В марте – по другим сведениям, в феврале – 1937 года начал махать руками Иосиф Сталин. Как только часы на Спасской башне отбивали полночь, над Красной площадью и прилегающими улицами разносился громкий скрип могучих сухожилий вождя. Спустя полгода ему удалось оторваться от ковра в рабочем кабинете и сделать круг над столом заседаний политбюро. А через месяц оледеневший от священного ужаса полк НКВД, оцепивший центр города, наблюдал первый полет вождя над спящей столицей. Задумчиво посасывая свою знаменитую трубочку и время от времени роняя помет на пустынные улицы и крыши, Сталин медленно кружил над ночной Москвой, зорко отмечая барражировавшие на почтительном удалении истребители ПВО и неловкие эволюции Берии, который в сопровождении усиленной охраны следовал за вождем, испуганно шарахаясь от церковных куполов и стреляя в каждую встречную ворону.

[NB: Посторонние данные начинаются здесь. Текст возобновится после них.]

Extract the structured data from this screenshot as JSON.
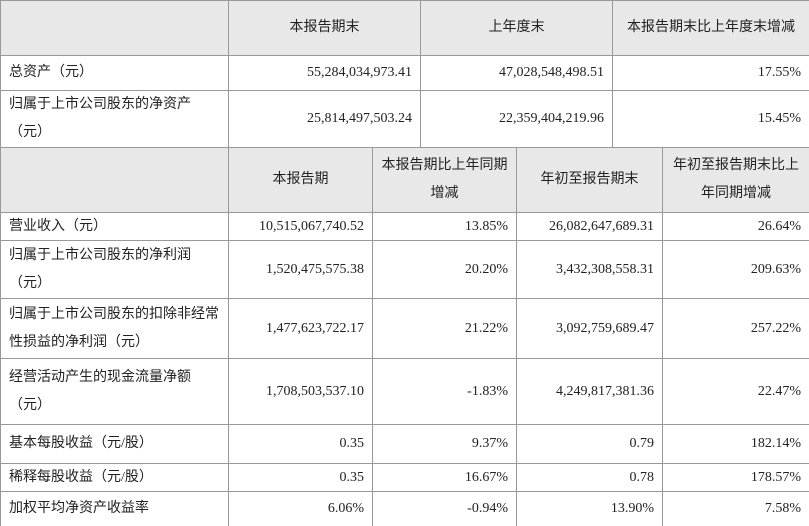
{
  "top_table": {
    "headers": [
      "本报告期末",
      "上年度末",
      "本报告期末比上年度末增减"
    ],
    "rows": [
      [
        "总资产（元）",
        "55,284,034,973.41",
        "47,028,548,498.51",
        "17.55%"
      ],
      [
        "归属于上市公司股东的净资产（元）",
        "25,814,497,503.24",
        "22,359,404,219.96",
        "15.45%"
      ]
    ]
  },
  "bottom_table": {
    "headers": [
      "本报告期",
      "本报告期比上年同期增减",
      "年初至报告期末",
      "年初至报告期末比上年同期增减"
    ],
    "rows": [
      [
        "营业收入（元）",
        "10,515,067,740.52",
        "13.85%",
        "26,082,647,689.31",
        "26.64%"
      ],
      [
        "归属于上市公司股东的净利润（元）",
        "1,520,475,575.38",
        "20.20%",
        "3,432,308,558.31",
        "209.63%"
      ],
      [
        "归属于上市公司股东的扣除非经常性损益的净利润（元）",
        "1,477,623,722.17",
        "21.22%",
        "3,092,759,689.47",
        "257.22%"
      ],
      [
        "经营活动产生的现金流量净额（元）",
        "1,708,503,537.10",
        "-1.83%",
        "4,249,817,381.36",
        "22.47%"
      ],
      [
        "基本每股收益（元/股）",
        "0.35",
        "9.37%",
        "0.79",
        "182.14%"
      ],
      [
        "稀释每股收益（元/股）",
        "0.35",
        "16.67%",
        "0.78",
        "178.57%"
      ],
      [
        "加权平均净资产收益率",
        "6.06%",
        "-0.94%",
        "13.90%",
        "7.58%"
      ]
    ]
  }
}
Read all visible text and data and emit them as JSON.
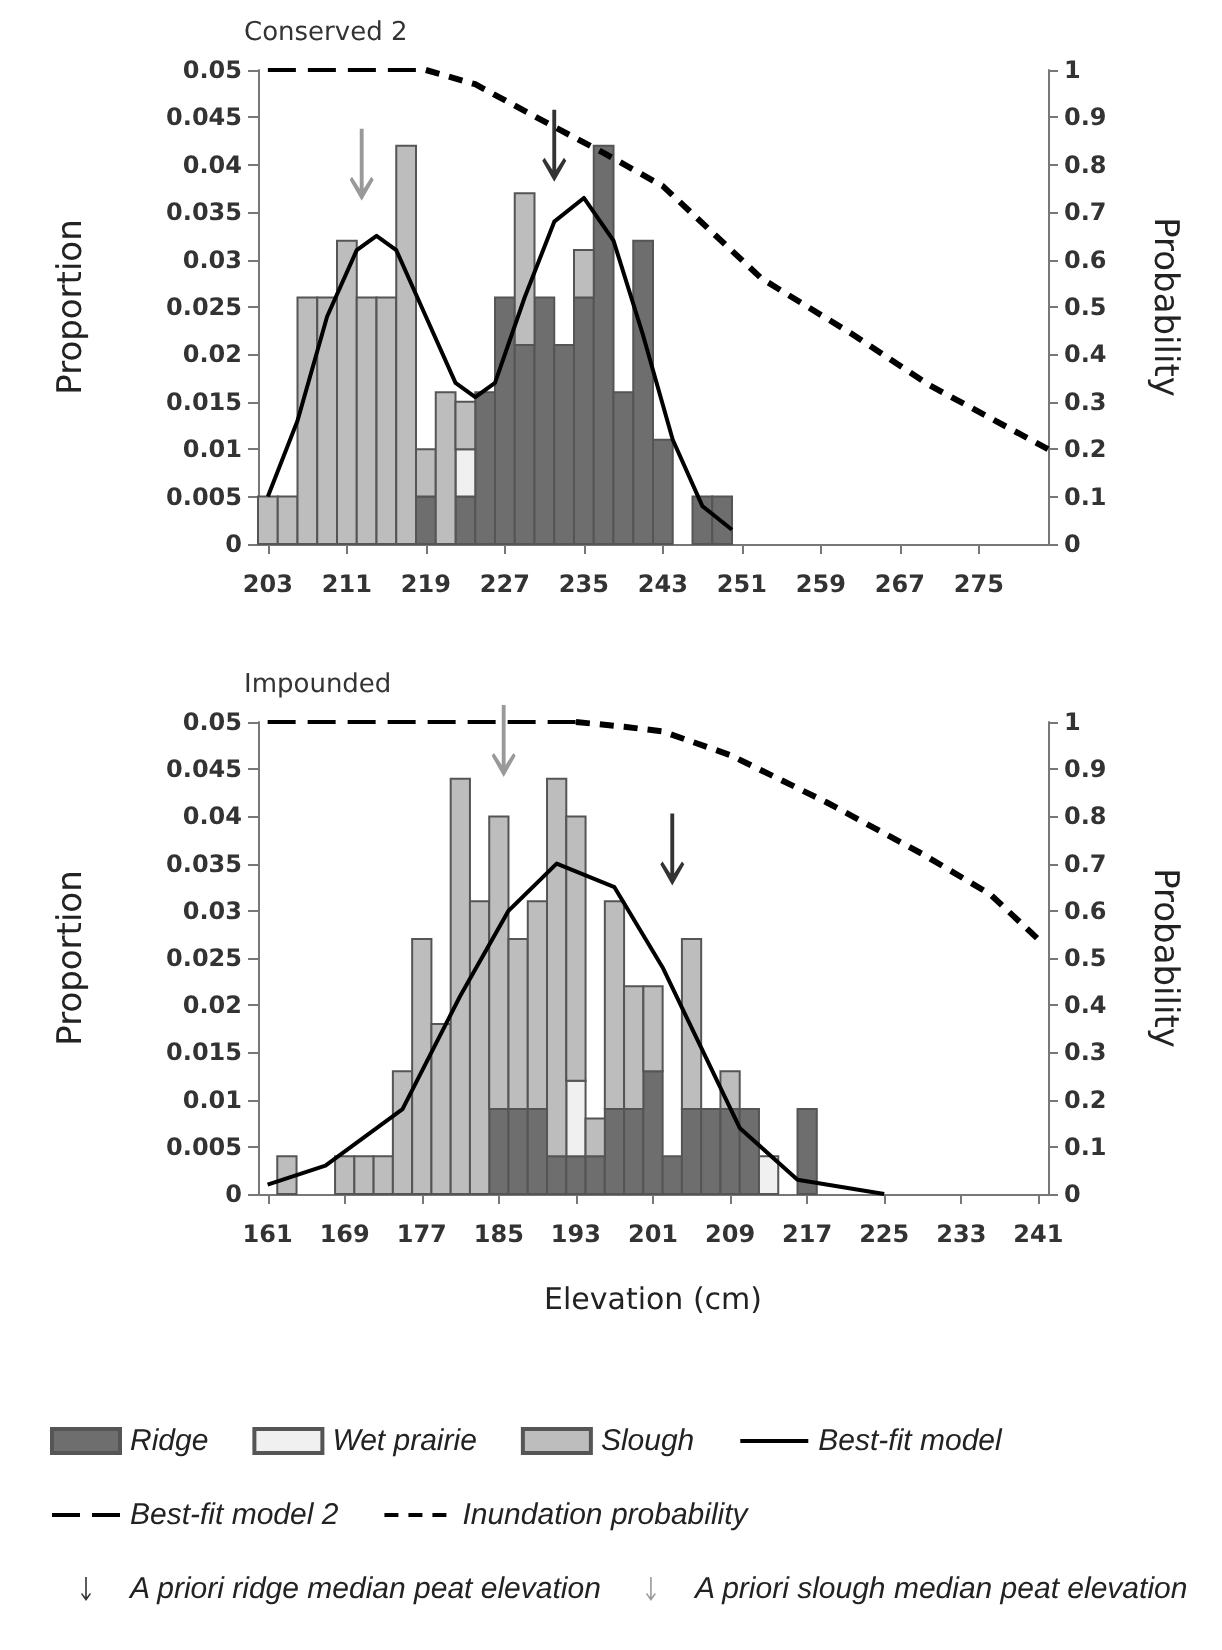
{
  "chart_data": [
    {
      "type": "bar",
      "title": "Conserved 2",
      "ylabel": "Proportion",
      "y2label": "Probability",
      "stacked": true,
      "legend": false,
      "grid": false,
      "x": [
        203,
        205,
        207,
        209,
        211,
        213,
        215,
        217,
        219,
        221,
        223,
        225,
        227,
        229,
        231,
        233,
        235,
        237,
        239,
        241,
        243,
        245,
        247,
        249
      ],
      "xlim": [
        202,
        282
      ],
      "xticks": [
        203,
        211,
        219,
        227,
        235,
        243,
        251,
        259,
        267,
        275
      ],
      "ylim": [
        0,
        0.05
      ],
      "yticks": [
        0,
        0.005,
        0.01,
        0.015,
        0.02,
        0.025,
        0.03,
        0.035,
        0.04,
        0.045,
        0.05
      ],
      "y2lim": [
        0,
        1
      ],
      "y2ticks": [
        0,
        0.1,
        0.2,
        0.3,
        0.4,
        0.5,
        0.6,
        0.7,
        0.8,
        0.9,
        1
      ],
      "series": [
        {
          "color": "#6e6e6e",
          "values": [
            null,
            null,
            null,
            null,
            null,
            null,
            null,
            null,
            0.005,
            null,
            0.005,
            0.016,
            0.026,
            0.021,
            0.026,
            0.021,
            0.026,
            0.042,
            0.016,
            0.032,
            0.011,
            null,
            0.005,
            0.005
          ]
        },
        {
          "color": "#f0f0f0",
          "values": [
            null,
            null,
            null,
            null,
            null,
            null,
            null,
            null,
            null,
            null,
            0.005,
            null,
            null,
            null,
            null,
            null,
            null,
            null,
            null,
            null,
            null,
            null,
            null,
            null
          ]
        },
        {
          "color": "#bdbdbd",
          "values": [
            0.005,
            0.005,
            0.026,
            0.026,
            0.032,
            0.026,
            0.026,
            0.042,
            0.005,
            0.016,
            0.005,
            null,
            null,
            0.016,
            null,
            null,
            0.005,
            null,
            null,
            null,
            null,
            null,
            null,
            null
          ]
        },
        {
          "type": "line",
          "color": "#000000",
          "line_style": "solid",
          "x": [
            203,
            206,
            209,
            212,
            214,
            216,
            219,
            222,
            224,
            226,
            229,
            232,
            235,
            238,
            241,
            244,
            247,
            250
          ],
          "values": [
            0.005,
            0.013,
            0.024,
            0.031,
            0.0325,
            0.031,
            0.024,
            0.017,
            0.0155,
            0.017,
            0.026,
            0.034,
            0.0365,
            0.032,
            0.022,
            0.011,
            0.004,
            0.0015
          ]
        },
        {
          "type": "line",
          "color": "#000000",
          "line_style": "dashed",
          "axis": "y2",
          "x": [
            203,
            219
          ],
          "values": [
            1,
            1
          ]
        },
        {
          "type": "line",
          "color": "#000000",
          "line_style": "dotted",
          "axis": "y2",
          "x": [
            219,
            224,
            232,
            237,
            243,
            253,
            262,
            270,
            282
          ],
          "values": [
            1,
            0.97,
            0.88,
            0.825,
            0.755,
            0.56,
            0.445,
            0.335,
            0.2
          ]
        },
        {
          "type": "scatter",
          "color": "#000000",
          "x": [
            232
          ],
          "values": [
            0.042
          ]
        },
        {
          "type": "scatter",
          "color": "#808080",
          "x": [
            212.5
          ],
          "values": [
            0.04
          ]
        }
      ]
    },
    {
      "type": "bar",
      "title": "Impounded",
      "xlabel": "Elevation (cm)",
      "ylabel": "Proportion",
      "y2label": "Probability",
      "stacked": true,
      "legend": "bottom",
      "grid": false,
      "x": [
        163,
        165,
        167,
        169,
        171,
        173,
        175,
        177,
        179,
        181,
        183,
        185,
        187,
        189,
        191,
        193,
        195,
        197,
        199,
        201,
        203,
        205,
        207,
        209,
        211,
        213,
        215,
        217
      ],
      "xlim": [
        160,
        242
      ],
      "xticks": [
        161,
        169,
        177,
        185,
        193,
        201,
        209,
        217,
        225,
        233,
        241
      ],
      "ylim": [
        0,
        0.05
      ],
      "yticks": [
        0,
        0.005,
        0.01,
        0.015,
        0.02,
        0.025,
        0.03,
        0.035,
        0.04,
        0.045,
        0.05
      ],
      "y2lim": [
        0,
        1
      ],
      "y2ticks": [
        0,
        0.1,
        0.2,
        0.3,
        0.4,
        0.5,
        0.6,
        0.7,
        0.8,
        0.9,
        1
      ],
      "series": [
        {
          "name": "Ridge",
          "color": "#6e6e6e",
          "values": [
            null,
            null,
            null,
            null,
            null,
            null,
            null,
            null,
            null,
            null,
            null,
            0.009,
            0.009,
            0.009,
            0.004,
            0.004,
            0.004,
            0.009,
            0.009,
            0.013,
            0.004,
            0.009,
            0.009,
            0.009,
            0.009,
            null,
            null,
            0.009
          ]
        },
        {
          "name": "Wet prairie",
          "color": "#f0f0f0",
          "values": [
            null,
            null,
            null,
            null,
            null,
            null,
            null,
            null,
            null,
            null,
            null,
            null,
            null,
            null,
            null,
            0.008,
            null,
            null,
            null,
            null,
            null,
            null,
            null,
            null,
            null,
            0.004,
            null,
            null
          ]
        },
        {
          "name": "Slough",
          "color": "#bdbdbd",
          "values": [
            0.004,
            null,
            null,
            0.004,
            0.004,
            0.004,
            0.013,
            0.027,
            0.018,
            0.044,
            0.031,
            0.031,
            0.018,
            0.022,
            0.04,
            0.028,
            0.004,
            0.022,
            0.013,
            0.009,
            null,
            0.018,
            null,
            0.004,
            null,
            null,
            null,
            null
          ]
        },
        {
          "name": "Best-fit model",
          "type": "line",
          "color": "#000000",
          "line_style": "solid",
          "x": [
            161,
            167,
            175,
            181,
            186,
            191,
            197,
            202,
            206,
            210,
            216,
            225
          ],
          "values": [
            0.001,
            0.003,
            0.009,
            0.021,
            0.03,
            0.035,
            0.0325,
            0.024,
            0.0155,
            0.007,
            0.0015,
            0
          ]
        },
        {
          "name": "Best-fit model 2",
          "type": "line",
          "color": "#000000",
          "line_style": "dashed",
          "axis": "y2",
          "x": [
            161,
            193
          ],
          "values": [
            1,
            1
          ]
        },
        {
          "name": "Inundation probability",
          "type": "line",
          "color": "#000000",
          "line_style": "dotted",
          "axis": "y2",
          "x": [
            193,
            198,
            202,
            209,
            219,
            229,
            236,
            241.5
          ],
          "values": [
            1,
            0.99,
            0.98,
            0.93,
            0.83,
            0.72,
            0.635,
            0.53
          ]
        },
        {
          "name": "A priori ridge median peat elevation",
          "type": "scatter",
          "color": "#000000",
          "x": [
            203
          ],
          "values": [
            0.0365
          ]
        },
        {
          "name": "A priori slough median peat elevation",
          "type": "scatter",
          "color": "#808080",
          "x": [
            185.5
          ],
          "values": [
            0.048
          ]
        }
      ]
    }
  ]
}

5 сентября 1941 года палач Петр Глаголев вывел в тюремный коридор комкора Петра Глаголева, который уже четыре года тайком даже от жены махал руками. Пройдя двенадцать шагов, палач выстрелил генералу в затылок, после чего, как всегда, уединился в свободном карцере, где ровно полчаса махал руками, через каждые десять минут съедая кусочек мела. На следующий день он подобрал на помойке малолетнего сына Петра Глаголева и привел в свой дом, где уже проживали трое собственных детей и двое – детей преступников, расстрелянных Петром. В 1943 году палач умер, отравившись трупным ядом. Детей воспитывала его жена Нина.

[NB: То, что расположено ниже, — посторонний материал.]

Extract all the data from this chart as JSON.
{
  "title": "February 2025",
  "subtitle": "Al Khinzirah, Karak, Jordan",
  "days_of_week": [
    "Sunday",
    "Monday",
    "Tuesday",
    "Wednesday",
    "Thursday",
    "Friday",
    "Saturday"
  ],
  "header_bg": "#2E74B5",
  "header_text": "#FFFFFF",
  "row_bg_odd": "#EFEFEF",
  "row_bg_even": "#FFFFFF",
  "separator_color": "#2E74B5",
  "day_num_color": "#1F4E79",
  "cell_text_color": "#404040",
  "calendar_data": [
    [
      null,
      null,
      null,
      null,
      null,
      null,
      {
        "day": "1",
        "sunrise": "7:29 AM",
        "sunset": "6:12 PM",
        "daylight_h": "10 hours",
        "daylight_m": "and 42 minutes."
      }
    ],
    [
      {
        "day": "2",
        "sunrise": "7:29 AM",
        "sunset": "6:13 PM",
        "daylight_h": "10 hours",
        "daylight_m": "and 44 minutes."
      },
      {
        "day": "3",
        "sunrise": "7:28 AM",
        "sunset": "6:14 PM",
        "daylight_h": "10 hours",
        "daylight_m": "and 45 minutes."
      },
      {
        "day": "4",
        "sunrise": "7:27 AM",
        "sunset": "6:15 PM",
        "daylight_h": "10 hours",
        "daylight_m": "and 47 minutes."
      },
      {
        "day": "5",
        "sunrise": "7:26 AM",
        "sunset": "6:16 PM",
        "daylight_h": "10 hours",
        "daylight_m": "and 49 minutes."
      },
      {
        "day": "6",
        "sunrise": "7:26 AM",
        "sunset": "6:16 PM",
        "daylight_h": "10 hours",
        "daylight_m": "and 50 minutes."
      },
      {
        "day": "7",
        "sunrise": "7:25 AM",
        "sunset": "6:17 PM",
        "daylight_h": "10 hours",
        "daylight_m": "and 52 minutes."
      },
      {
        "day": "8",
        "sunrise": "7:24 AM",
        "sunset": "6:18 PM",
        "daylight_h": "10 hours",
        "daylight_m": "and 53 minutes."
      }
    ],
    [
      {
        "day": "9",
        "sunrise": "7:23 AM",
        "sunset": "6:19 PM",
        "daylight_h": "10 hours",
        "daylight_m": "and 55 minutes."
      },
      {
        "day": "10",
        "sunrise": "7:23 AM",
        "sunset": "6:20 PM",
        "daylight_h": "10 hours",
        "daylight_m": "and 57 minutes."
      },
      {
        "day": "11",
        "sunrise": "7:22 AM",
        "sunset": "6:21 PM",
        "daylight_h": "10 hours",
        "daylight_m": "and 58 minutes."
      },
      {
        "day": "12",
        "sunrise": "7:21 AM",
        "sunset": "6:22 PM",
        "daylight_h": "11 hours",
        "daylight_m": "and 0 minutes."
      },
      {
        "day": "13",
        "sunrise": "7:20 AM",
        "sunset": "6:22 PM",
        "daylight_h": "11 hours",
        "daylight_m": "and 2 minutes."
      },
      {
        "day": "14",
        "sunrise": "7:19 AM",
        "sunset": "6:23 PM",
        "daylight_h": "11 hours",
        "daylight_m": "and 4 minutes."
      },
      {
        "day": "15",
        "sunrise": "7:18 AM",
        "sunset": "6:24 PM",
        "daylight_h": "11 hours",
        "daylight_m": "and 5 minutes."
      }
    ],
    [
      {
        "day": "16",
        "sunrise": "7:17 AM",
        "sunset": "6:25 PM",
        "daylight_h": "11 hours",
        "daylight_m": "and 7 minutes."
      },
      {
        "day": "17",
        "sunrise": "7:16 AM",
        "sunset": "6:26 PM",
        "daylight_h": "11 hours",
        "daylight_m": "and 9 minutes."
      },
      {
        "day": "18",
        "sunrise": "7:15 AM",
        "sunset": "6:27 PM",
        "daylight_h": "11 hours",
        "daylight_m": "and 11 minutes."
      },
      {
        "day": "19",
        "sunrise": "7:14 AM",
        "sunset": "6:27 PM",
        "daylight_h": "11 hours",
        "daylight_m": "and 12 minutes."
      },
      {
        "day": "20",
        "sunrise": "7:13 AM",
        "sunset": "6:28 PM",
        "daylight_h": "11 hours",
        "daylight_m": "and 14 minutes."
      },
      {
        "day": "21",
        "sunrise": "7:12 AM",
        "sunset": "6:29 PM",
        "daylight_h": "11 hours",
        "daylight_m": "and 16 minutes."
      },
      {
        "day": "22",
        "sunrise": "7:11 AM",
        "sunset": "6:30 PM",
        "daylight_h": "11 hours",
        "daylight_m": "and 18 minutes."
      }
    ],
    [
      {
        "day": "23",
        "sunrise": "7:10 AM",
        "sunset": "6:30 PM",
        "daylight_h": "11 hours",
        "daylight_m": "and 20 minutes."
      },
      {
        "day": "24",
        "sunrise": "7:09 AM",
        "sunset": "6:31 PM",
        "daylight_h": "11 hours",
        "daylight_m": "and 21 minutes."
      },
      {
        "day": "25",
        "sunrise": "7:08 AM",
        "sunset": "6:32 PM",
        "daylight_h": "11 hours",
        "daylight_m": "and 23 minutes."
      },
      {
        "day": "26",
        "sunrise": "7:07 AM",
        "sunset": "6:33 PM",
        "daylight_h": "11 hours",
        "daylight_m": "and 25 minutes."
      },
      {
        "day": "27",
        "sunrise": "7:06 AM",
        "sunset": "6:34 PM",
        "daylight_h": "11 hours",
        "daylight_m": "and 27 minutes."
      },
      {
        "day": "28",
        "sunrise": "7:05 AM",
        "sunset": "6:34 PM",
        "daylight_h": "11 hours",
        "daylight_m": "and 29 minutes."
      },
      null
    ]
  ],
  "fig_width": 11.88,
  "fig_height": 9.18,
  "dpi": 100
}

Осенью 1949 года 77-летний академик Иван Станюта-Глаголев, сказавшись больным, перебрался на свою абрамцевскую дачу, где начал махать руками. Занимался он этим в просторной голубятне, под воркованье и шелест крыльев птиц, нечаянно гадивших ему на лысину. На расспросы близких академик отвечал туманно: «Ибо не верю больше ни в науку, ни в магию».

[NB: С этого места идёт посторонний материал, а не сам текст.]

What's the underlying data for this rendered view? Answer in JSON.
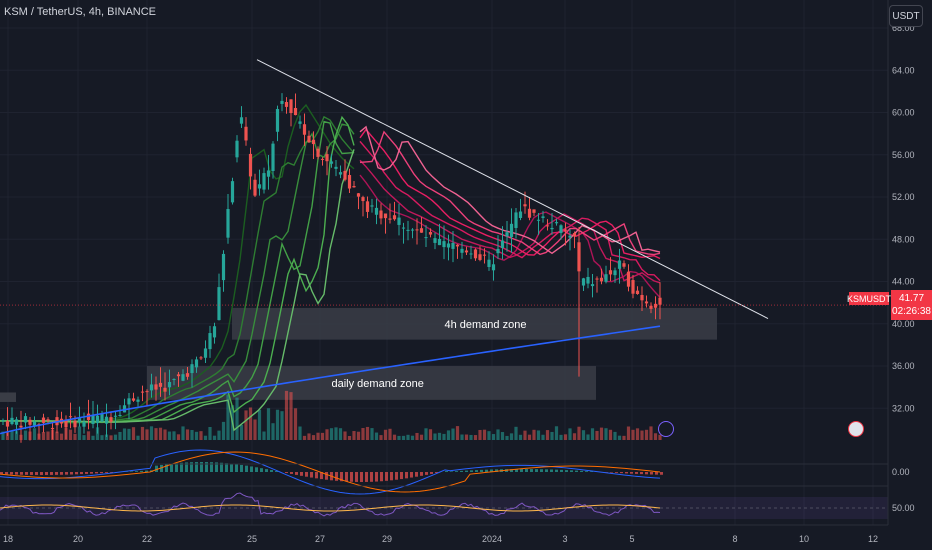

В феврале 1951 года заключенный лагеря «ее» литера «л» «Сталинградгидростроя» Дмитрий Мотовилов-Глаголев был проигран в карты, и юный уголовник штопором выколол ему оба глаза – в тот момент, когда Дмитрий только начал махать руками в вонючей клетке лагерного сортира.
В 1955 или 1956 году скульптора Тимофея Сокола-Глаголева, уже десять лет упорно махавшего руками, вдруг пронзила мысль: для того чтобы летать, вовсе не обязательно махать руками. Однако после кратковременного запоя он возобновил привычное занятие, уже совершенно забросив скульптуру.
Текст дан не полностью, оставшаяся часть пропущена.